Ma allora sceglila tu la gonna, adoro pensare che l’hai scelta per me. Che sei entrato in un orrendo negozio di articoli fetish, hai chiesto la disponibilità della taglia e con cura, con cura e passione hai scelto quella che ti piaceva di più. Come un bambino dal giornalaio, sceglie un giocattolo agognato.

Non ti dico come la vorrei io, mi piace sapere che l’hai scelta tu e proprio per questo mi piacerà indossarla, sfoggiarla nei misteriosi privè in cui mi vuoi trascinare ogni volta. Ed io ti seguo sognante, come se mi portassi nel paese dei balocchi.

E i balocchi siamo noi e tutti i nostri giochi, che potremmo buttare in un sacco, mescolare, bendarci a vicenda e provarli su di noi e scoprirli ogni volta come fosse la prima. E ridere e scherzare, come ci succede sempre.

La immagino nera, questa gonna, che ora voglio, desidero, pretendo, lucida, uno specchio, una striscia superflua, che non copre nulla, che invita, che rende accessibile, a te, agli altri, ai depravati tutti, le mie forme.

So già quando indossarla, appoggiata all’auto, che ti do le spalle e ti aspetto contro di me.

Il dono


Era un pacchetto di carta velina rosso, tutto stropicciato. Era legato malamente con un nastrino dorato, riciclato da chissà dove. Non ero mai stata brava a incartare e il fatto di averlo messo in borsa non aveva contribuito a renderlo presentabile,  anzi.

Certo, avevo provato ad appiattirlo con le mani, piano piano, ma il risultato era che la carta si era crepata di lato.

Un disastro, insomma. Ma non sono formale e neppure tu lo sei. Mi piacciono i tuoi regali, perché sono una foto, un biglietto, una frase. Che importanza aveva la carta?
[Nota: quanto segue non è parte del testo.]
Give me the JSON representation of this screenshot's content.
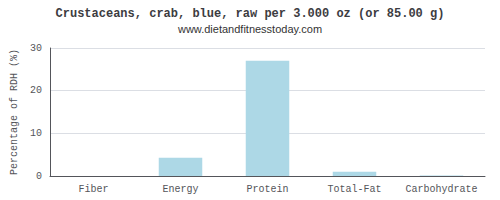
{
  "chart_data": {
    "type": "bar",
    "title": "Crustaceans, crab, blue, raw per 3.000 oz (or 85.00 g)",
    "subtitle": "www.dietandfitnesstoday.com",
    "categories": [
      "Fiber",
      "Energy",
      "Protein",
      "Total-Fat",
      "Carbohydrate"
    ],
    "values": [
      0,
      4.3,
      27.0,
      1.0,
      0.1
    ],
    "color": "#add8e6",
    "ylabel": "Percentage of RDH (%)",
    "ylim": [
      0,
      30
    ],
    "yticks": [
      0,
      10,
      20,
      30
    ],
    "grid": true
  }
}
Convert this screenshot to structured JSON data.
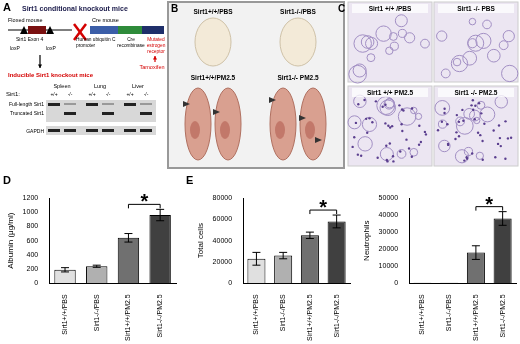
{
  "panels": {
    "A": {
      "label": "A",
      "title": "Sirt1 conditional knockout mice",
      "floxed_mouse": "Floxed mouse",
      "exon": "Sirt1 Exon 4",
      "loxp": [
        "loxP",
        "loxP"
      ],
      "cre_mouse": "Cre mouse",
      "promoter": [
        "Human ubiquitin C",
        "promoter"
      ],
      "cre": [
        "Cre",
        "recombinase"
      ],
      "receptor": [
        "Mutated",
        "estrogen",
        "receptor"
      ],
      "inducer": "Tamoxifen",
      "result": "Inducible Sirt1 knockout mice",
      "blot": {
        "row_label": "Sirt1:",
        "tissues": [
          "Spleen",
          "Lung",
          "Liver"
        ],
        "genotypes": [
          "+/+",
          "-/-"
        ],
        "bands": [
          "Full-length Sirt1",
          "Truncated Sirt1",
          "GAPDH"
        ]
      }
    },
    "B": {
      "label": "B",
      "groups": [
        "Sirt1+/+/PBS",
        "Sirt1-/-/PBS",
        "Sirt1+/+/PM2.5",
        "Sirt1-/- PM2.5"
      ]
    },
    "C": {
      "label": "C",
      "groups": [
        "Sirt1 +/+ /PBS",
        "Sirt1 -/- PBS",
        "Sirt1 +/+ PM2.5",
        "Sirt1 -/- PM2.5"
      ]
    },
    "D": {
      "label": "D"
    },
    "E": {
      "label": "E"
    }
  },
  "chart_data": [
    {
      "type": "bar",
      "y_label": "Albumin (μg/ml)",
      "categories": [
        "Sirt1+/+/PBS",
        "Sirt1-/-/PBS",
        "Sirt1+/+/PM2.5",
        "Sirt1-/-/PM2.5"
      ],
      "values": [
        190,
        240,
        640,
        960
      ],
      "errors": [
        30,
        15,
        60,
        80
      ],
      "colors": [
        "#e0e0e0",
        "#b0b0b0",
        "#707070",
        "#404040"
      ],
      "ylim": [
        0,
        1200
      ],
      "yticks": [
        0,
        200,
        400,
        600,
        800,
        1000,
        1200
      ],
      "grid": false,
      "annotation": {
        "text": "*",
        "categories": [
          "Sirt1+/+/PM2.5",
          "Sirt1-/-/PM2.5"
        ]
      }
    },
    {
      "type": "bar",
      "y_label": "Total cells",
      "categories": [
        "Sirt1+/+/PBS",
        "Sirt1-/-/PBS",
        "Sirt1+/+/PM2.5",
        "Sirt1-/-/PM2.5"
      ],
      "values": [
        23000,
        26000,
        45000,
        58000
      ],
      "errors": [
        6000,
        3000,
        3000,
        6000
      ],
      "colors": [
        "#e0e0e0",
        "#b0b0b0",
        "#707070",
        "#404040"
      ],
      "ylim": [
        0,
        80000
      ],
      "yticks": [
        0,
        20000,
        40000,
        60000,
        80000
      ],
      "grid": false,
      "annotation": {
        "text": "*",
        "categories": [
          "Sirt1+/+/PM2.5",
          "Sirt1-/-/PM2.5"
        ]
      }
    },
    {
      "type": "bar",
      "y_label": "Neutrophils",
      "categories": [
        "Sirt1+/+/PBS",
        "Sirt1-/-/PBS",
        "Sirt1+/+/PM2.5",
        "Sirt1-/-/PM2.5"
      ],
      "values": [
        300,
        300,
        18000,
        38000
      ],
      "errors": [
        0,
        0,
        4000,
        4000
      ],
      "colors": [
        "#e0e0e0",
        "#b0b0b0",
        "#707070",
        "#404040"
      ],
      "ylim": [
        0,
        50000
      ],
      "yticks": [
        0,
        10000,
        20000,
        30000,
        40000,
        50000
      ],
      "grid": false,
      "annotation": {
        "text": "*",
        "categories": [
          "Sirt1+/+/PM2.5",
          "Sirt1-/-/PM2.5"
        ]
      }
    }
  ]
}
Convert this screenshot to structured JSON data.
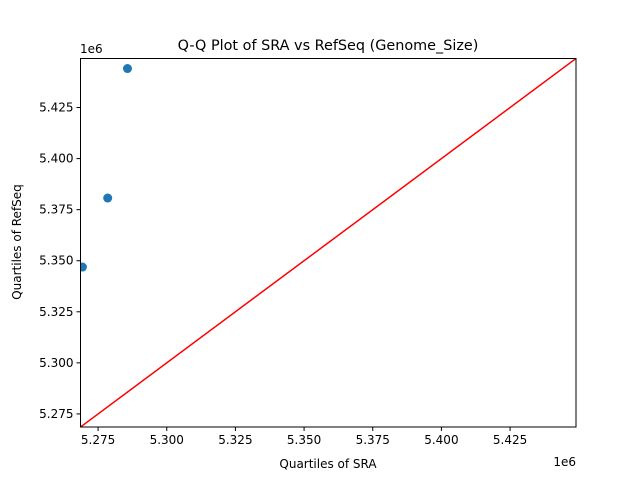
{
  "chart_data": {
    "type": "scatter",
    "title": "Q-Q Plot of SRA vs RefSeq (Genome_Size)",
    "xlabel": "Quartiles of SRA",
    "ylabel": "Quartiles of RefSeq",
    "x_offset_label": "1e6",
    "y_offset_label": "1e6",
    "xlim": [
      5.2686,
      5.449
    ],
    "ylim": [
      5.2686,
      5.449
    ],
    "x_ticks": [
      5.275,
      5.3,
      5.325,
      5.35,
      5.375,
      5.4,
      5.425
    ],
    "x_tick_labels": [
      "5.275",
      "5.300",
      "5.325",
      "5.350",
      "5.375",
      "5.400",
      "5.425"
    ],
    "y_ticks": [
      5.275,
      5.3,
      5.325,
      5.35,
      5.375,
      5.4,
      5.425
    ],
    "y_tick_labels": [
      "5.275",
      "5.300",
      "5.325",
      "5.350",
      "5.375",
      "5.400",
      "5.425"
    ],
    "points": [
      {
        "x": 5.2693,
        "y": 5.3469
      },
      {
        "x": 5.2785,
        "y": 5.3807
      },
      {
        "x": 5.2857,
        "y": 5.4441
      }
    ],
    "reference_line": {
      "from": [
        5.2686,
        5.2686
      ],
      "to": [
        5.449,
        5.449
      ],
      "color": "#ff0000"
    },
    "point_color": "#1f77b4",
    "grid": false,
    "legend": "none"
  }
}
Giusto la sorpresa, anche se forse intuivi già il contenuto.

Avevo preso le misure, partendo da delle proporzioni mentali che avevo memorizzato, mentre sdraiati sul letto fumavamo insieme: avevi le dita lunghe quanto il mio iPhone.

Ci tenevo al mio dono e quando decisi di posarlo sulle tue cosce ero emozionata: guardavo il tuo viso stupito e mi chiedevo se davvero eri sorpreso o simulavi amorevolmente per me.

Scartavi il regalo con cerimonia, come solo tu sai fare. Le cerimonie, le investiture ti piacciono da matti, lo so. E scoprivi i guanti di morbida pelle nera che attendevano di essere indossati.

Rappresentavano sottomissione, puro amore, dedizione e remissione. Avevo pensato a lungo a un simbolo non scontato, che ti stupisse, che ti facesse venire voglia di desiderarmi ancora, all’infinito.

Eri in blazer grigio ferro, con la cravatta allentata. Ti eri accomodato sul divano, e appoggiavi mollemente le gambe sul puff di quell’appartamento, arredato con gusto. Lo avevi scelto con cura per lo specchio. Lo specchio è essenziale, dicevi, ed era posizionato esattamente dove volevi tu.

Era presto, ma già sorseggiavi un whisky liscio, che ti avevo servito io, nuda con i tacchi.

Li indossavi. Seguivo con lo sguardo le tue mani a contatto con la morbida pelle. Erano perfettamente calzanti: la tua misura. Ora sapevo cosa sarebbe successo, ed io non aspettavo altro. A un tuo segnale, capivo da dove iniziare per servirti e farti godere.